Central Bank seeks extra power to force banks to further increase their capital

The Governor of the Central Bank has written to the Minister for Finance asking him to put in place measures that would enable the regulator to force banks to hold more capital if systemic risks increase.

Philip Lane said the extra capital required by the Systemic Risk Buffer (SyRB) would help improve the loss-absorbing capacity of the main lenders here if there was a structural shock to the Irish economy.

However, if given the go-ahead and used, the new power could put further pressure on the interest rates paid by bank customers here, which are among the highest in the euro zone.

The SyRB was put in place when some countries in Europe wanted their banks to have higher capital requirements than those agreed under the 2013 Capital Requirements Directive.

Ireland and Italy were, at the time, the only countries not to transpose the new rules into domestic law.

However, the Central Bank Governor has now written to Paschal Donohoe asking that it be added to the regulatory toolkit here.

In a speech delivered in UCD this evening, Mr Lane said the move would ensure that the banking system would be resilient in the event of a structural shock to Irish economy.

“The advantage of the systemic risk buffer is that extra capital would improve loss-absorbing capacity if a systemic risk event occurred,” the soon to be European Central Bank executive board member said.

“Furthermore, credit supply could be further protected by switching off the systemic risk buffer under such circumstances.”

If the minister agrees to the request, legislation will have to be passed by the Oireachtas to give it effect.

Even then, the Central Bank would still have to carry out a full assessment of the financial risk environment before triggering it.
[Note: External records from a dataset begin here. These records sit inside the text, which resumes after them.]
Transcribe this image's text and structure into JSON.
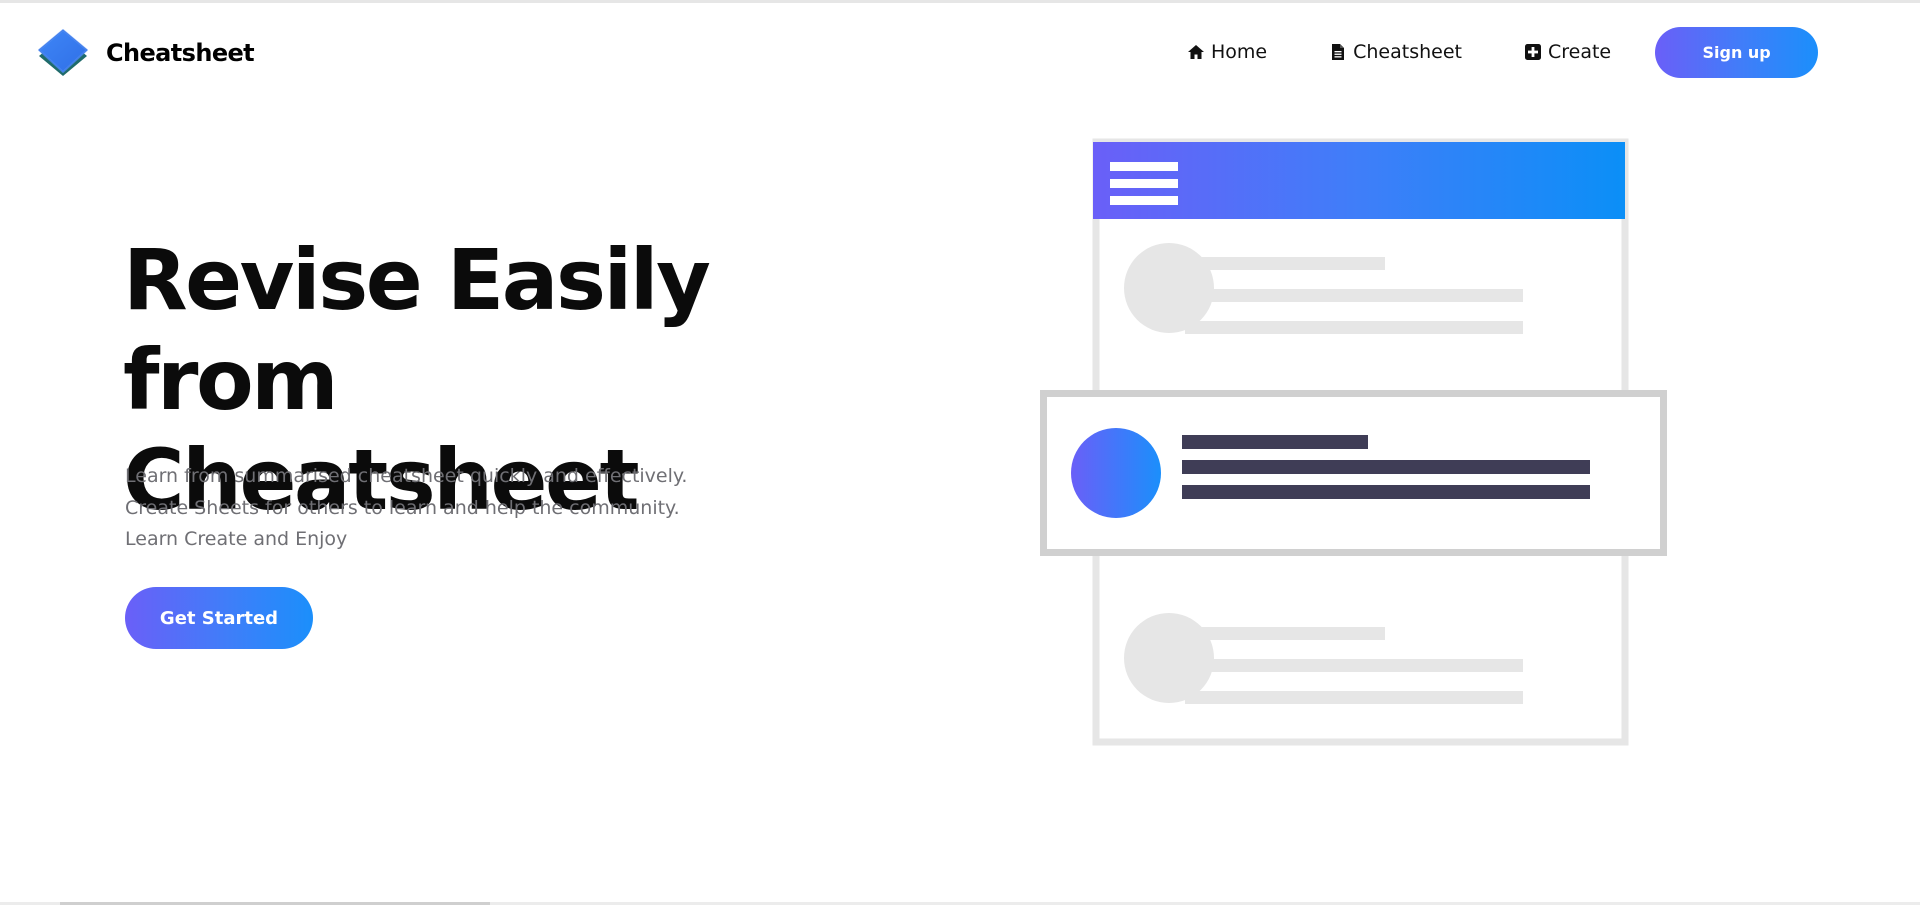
{
  "brand": {
    "name": "Cheatsheet",
    "icon": "layers-icon"
  },
  "nav": {
    "items": [
      {
        "label": "Home",
        "icon": "home-icon"
      },
      {
        "label": "Cheatsheet",
        "icon": "file-icon"
      },
      {
        "label": "Create",
        "icon": "plus-square-icon"
      }
    ],
    "signup_label": "Sign up"
  },
  "hero": {
    "title_line1": "Revise Easily from",
    "title_line2": "Cheatsheet",
    "description": [
      "Learn from summarised cheatsheet quickly and effectively.",
      "Create Sheets for others to learn and help the community.",
      "Learn Create and Enjoy"
    ],
    "cta_label": "Get Started"
  },
  "colors": {
    "gradient_start": "#6a5ff8",
    "gradient_end": "#1b8ffb",
    "dark_bar": "#3f3d56",
    "light_gray": "#e6e6e6",
    "text_muted": "#6f6f74"
  }
}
“With any of our policy instruments, the calibration and timing of the systemic risk buffer will be based on a thorough evidence-based assessment of its benefits and costs,” said Mr Lane.

“Furthermore, we adopt a holistic approach to policymaking, taking an integrated view of the interactions across the full set of macroprudential instruments…and the overall capital position of the banking system”.

The Central Bank also has a number of other macroprudential rules at its disposal, including the mortgage lending rules and the Counter-Cyclical Capital Buffer (CCyB).

The CCyB differs from the SyRB in that the former relates to domestic exposures only, while the latter is based on the whole of a bank’s book.

Countries that already have the SyRB in place require their banks to put aside varying levels of capital under it, with some demanding as much as 3%.

The Governor also told the UCD School of Economics that policymakers must look beyond the short-term horizon of the macro-financial cycle and ensure financial and fiscal resilience against tail risks.

He said it was imperative to build the resilience of both the financial system and the public finances against “tail risks” or events unlikely to occur.

Mr Lane also warned that dependence on high-tech multinational companies could amplify an economic shock here if it led to outflows of capital and labour and the loss of the technology embedded in departing firms.